O levantamento é baseado no Sistema de Informações de Mortalidade (SIM), do Ministério da Saúde, que tem como fonte os atestados de óbito emitidos em todo o país. O autor do mapa, o sociólogo Julio Jacobo Waiselfisz, diz que o sistema do Ministério da Saúde foi criado em 1979 e que produz dados confiáveis desde 1980. As estatísticas referentes a homicídios em 2012, portanto, são recordes dentro da série histórica do SIM.
— Nossas taxas são 50 a 100 vezes maiores do que a de países como o Japão. Isso marca o quanto ainda temos que percorrer para chegar a uma taxa minimamente civilizada — destaca o sociólogo.
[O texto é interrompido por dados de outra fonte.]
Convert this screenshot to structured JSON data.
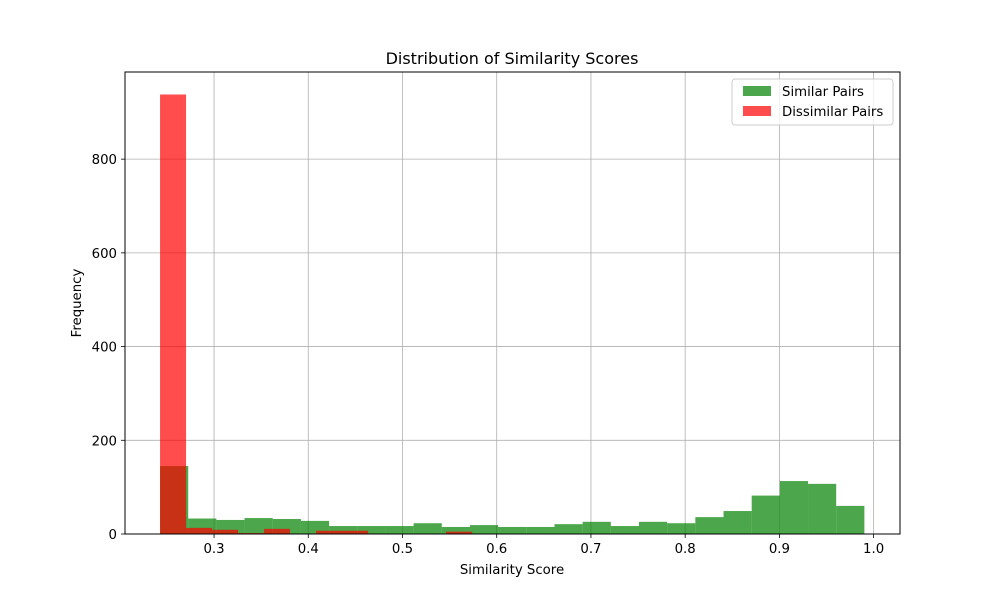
{
  "chart_data": {
    "type": "bar",
    "subtype": "overlapping-histogram",
    "title": "Distribution of Similarity Scores",
    "xlabel": "Similarity Score",
    "ylabel": "Frequency",
    "xlim": [
      0.2055,
      1.028
    ],
    "ylim": [
      0,
      986
    ],
    "xticks": [
      0.3,
      0.4,
      0.5,
      0.6,
      0.7,
      0.8,
      0.9,
      1.0
    ],
    "xtick_labels": [
      "0.3",
      "0.4",
      "0.5",
      "0.6",
      "0.7",
      "0.8",
      "0.9",
      "1.0"
    ],
    "yticks": [
      0,
      200,
      400,
      600,
      800
    ],
    "ytick_labels": [
      "0",
      "200",
      "400",
      "600",
      "800"
    ],
    "grid": true,
    "legend_position": "upper right",
    "series": [
      {
        "name": "Similar Pairs",
        "color": "#008000",
        "alpha": 0.7,
        "bin_start": 0.2427,
        "bin_width": 0.0299,
        "values": [
          145,
          33,
          30,
          34,
          32,
          28,
          17,
          17,
          17,
          23,
          15,
          19,
          15,
          15,
          21,
          26,
          17,
          26,
          23,
          36,
          49,
          82,
          113,
          107,
          60
        ]
      },
      {
        "name": "Dissimilar Pairs",
        "color": "#ff0000",
        "alpha": 0.7,
        "bin_start": 0.2427,
        "bin_width": 0.0276,
        "values": [
          938,
          13,
          9,
          2,
          11,
          1,
          7,
          7,
          0,
          0,
          0,
          5
        ]
      }
    ]
  }
}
O país do “homem cordial” é um tanto violento, como podemos ver. São quase 60 mil homicídios anuais, um número assustador, digno de uma guerra civil. Ou seja, vivemos uma guerra civil, só que oculta, velada, disfarçada. Há um forte poder paralelo que não teme as punições legais, que não reconhece e não respeita a autoridade estatal, a polícia.
São fortalezas do crime sustentadas pelo tráfico de drogas e protegidas por armas ilegais de alto calibre, que entram por nossas fronteiras que se parecem queijos suíços, de tantos buracos evidentes. Aliás, o aumento da taxa de homicídios coloca em xeque os defensores do desarmamento civil, que como sempre vão se fingir de bobos para não negar o retumbante fracasso de sua bandeira.
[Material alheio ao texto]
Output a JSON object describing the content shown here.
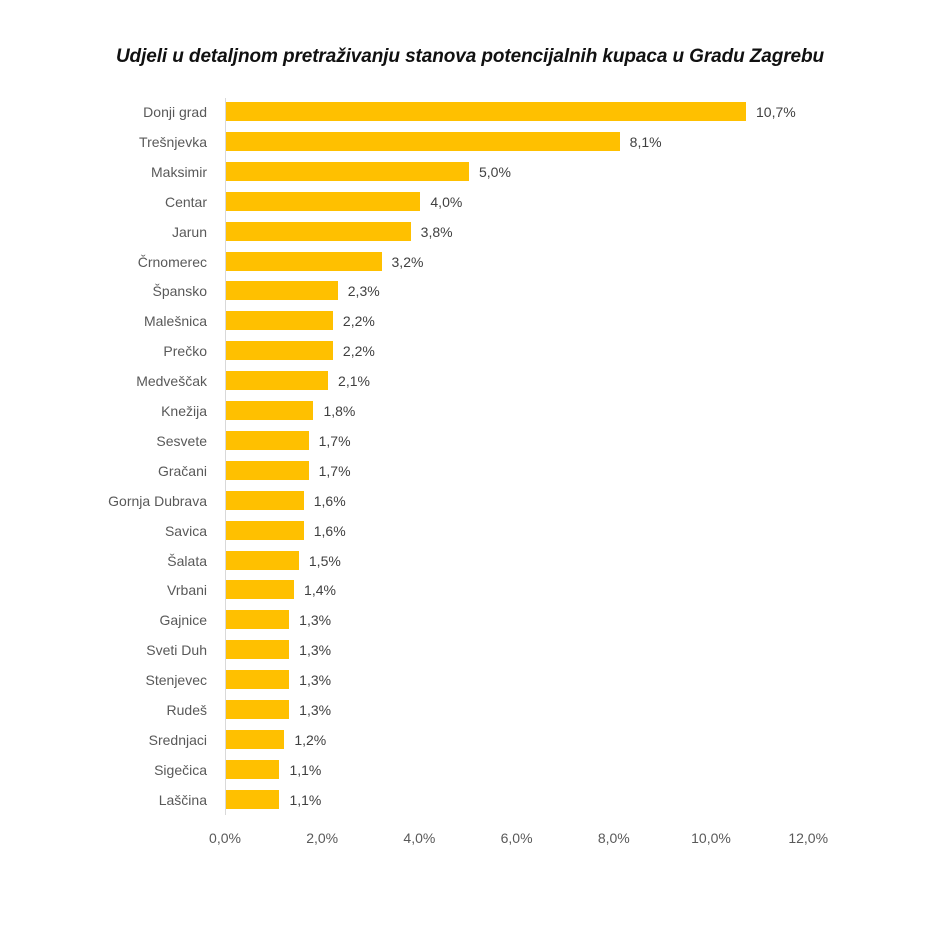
{
  "chart_data": {
    "type": "bar",
    "orientation": "horizontal",
    "title": "Udjeli u detaljnom pretraživanju stanova potencijalnih kupaca u Gradu Zagrebu",
    "xlabel": "",
    "ylabel": "",
    "xlim": [
      0,
      12
    ],
    "x_ticks": [
      0,
      2,
      4,
      6,
      8,
      10,
      12
    ],
    "x_tick_labels": [
      "0,0%",
      "2,0%",
      "4,0%",
      "6,0%",
      "8,0%",
      "10,0%",
      "12,0%"
    ],
    "grid": false,
    "legend": null,
    "bar_color": "#ffc000",
    "unit": "%",
    "categories": [
      "Donji grad",
      "Trešnjevka",
      "Maksimir",
      "Centar",
      "Jarun",
      "Črnomerec",
      "Špansko",
      "Malešnica",
      "Prečko",
      "Medveščak",
      "Knežija",
      "Sesvete",
      "Gračani",
      "Gornja Dubrava",
      "Savica",
      "Šalata",
      "Vrbani",
      "Gajnice",
      "Sveti Duh",
      "Stenjevec",
      "Rudeš",
      "Srednjaci",
      "Sigečica",
      "Laščina"
    ],
    "values": [
      10.7,
      8.1,
      5.0,
      4.0,
      3.8,
      3.2,
      2.3,
      2.2,
      2.2,
      2.1,
      1.8,
      1.7,
      1.7,
      1.6,
      1.6,
      1.5,
      1.4,
      1.3,
      1.3,
      1.3,
      1.3,
      1.2,
      1.1,
      1.1
    ],
    "data_labels": [
      "10,7%",
      "8,1%",
      "5,0%",
      "4,0%",
      "3,8%",
      "3,2%",
      "2,3%",
      "2,2%",
      "2,2%",
      "2,1%",
      "1,8%",
      "1,7%",
      "1,7%",
      "1,6%",
      "1,6%",
      "1,5%",
      "1,4%",
      "1,3%",
      "1,3%",
      "1,3%",
      "1,3%",
      "1,2%",
      "1,1%",
      "1,1%"
    ]
  }
}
O aumento na taxa de homicídios ocorreu em uma época de forte crescimento de renda, com o advento da “nova classe média”, tão propalada pelo governo. Isso coloca em xeque outra bandeira “progressista”: a de que a culpa da violência e da criminalidade é da pobreza, não da impunidade.
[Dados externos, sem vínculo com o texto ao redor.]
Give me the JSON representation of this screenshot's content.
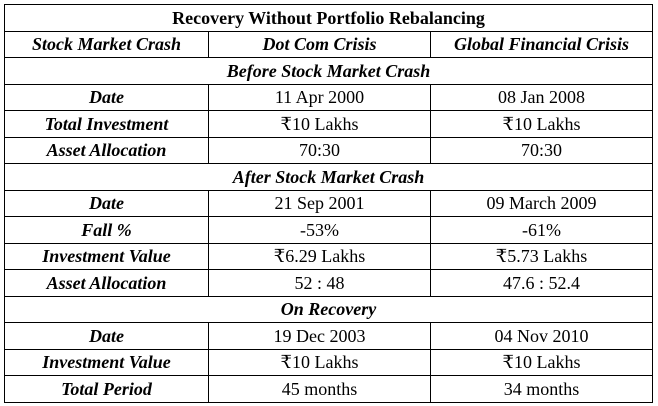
{
  "title": "Recovery Without  Portfolio Rebalancing",
  "header": {
    "col1": "Stock Market Crash",
    "col2": "Dot Com Crisis",
    "col3": "Global Financial Crisis"
  },
  "sections": [
    {
      "heading": "Before Stock Market Crash",
      "rows": [
        {
          "label": "Date",
          "dotcom": "11 Apr 2000",
          "gfc": "08 Jan 2008"
        },
        {
          "label": "Total Investment",
          "dotcom": "₹10 Lakhs",
          "gfc": "₹10 Lakhs"
        },
        {
          "label": "Asset Allocation",
          "dotcom": "70:30",
          "gfc": "70:30"
        }
      ]
    },
    {
      "heading": "After Stock Market Crash",
      "rows": [
        {
          "label": "Date",
          "dotcom": "21 Sep 2001",
          "gfc": "09 March 2009"
        },
        {
          "label": "Fall %",
          "dotcom": "-53%",
          "gfc": "-61%"
        },
        {
          "label": "Investment Value",
          "dotcom": "₹6.29 Lakhs",
          "gfc": "₹5.73 Lakhs"
        },
        {
          "label": "Asset Allocation",
          "dotcom": "52 : 48",
          "gfc": "47.6 : 52.4"
        }
      ]
    },
    {
      "heading": "On Recovery",
      "rows": [
        {
          "label": "Date",
          "dotcom": "19 Dec 2003",
          "gfc": "04 Nov 2010"
        },
        {
          "label": "Investment Value",
          "dotcom": "₹10 Lakhs",
          "gfc": "₹10 Lakhs"
        },
        {
          "label": "Total Period",
          "dotcom": "45 months",
          "gfc": "34 months"
        }
      ]
    }
  ]
}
Os bandidos são cada vez mais ousados, e matam por motivos banais, à luz do dia, pois contam com a impunidade e porque acham que a vida não vale nada. Fazem isso com armas ilegais, ou seja, de nada adianta desarmar a população de bem, aquela que poderia eventualmente se defender desses criminosos.
Some-se a isso a quantidade de óbitos por acidentes no trânsito, em boa parte causados pelo péssimo estado de nossas estradas e também pela irresponsabilidade dos motoristas, e temos um quadro realmente sombrio, com mais de 100 mil mortes por ano. Deixa eu repetir o número por extenso para ver se cai a ficha: cem mil mortes por ano causadas por assassinatos ou acidentes de trânsito.
Que país é esse? Como podemos sentir orgulho do Brasil desse jeito? Vamos continuarenaltecendo nossa “malandragem”, nosso jeitinho, nossa “cordialidade”, nossa “alegria”, nosso povo “pacífico”? O brasileiro vende por aí a imagem de um povo hedonista e bonachão como os bonobos, mas, na prática, está bem mais perto da realidade dos violentos e agressivos chimpanzés.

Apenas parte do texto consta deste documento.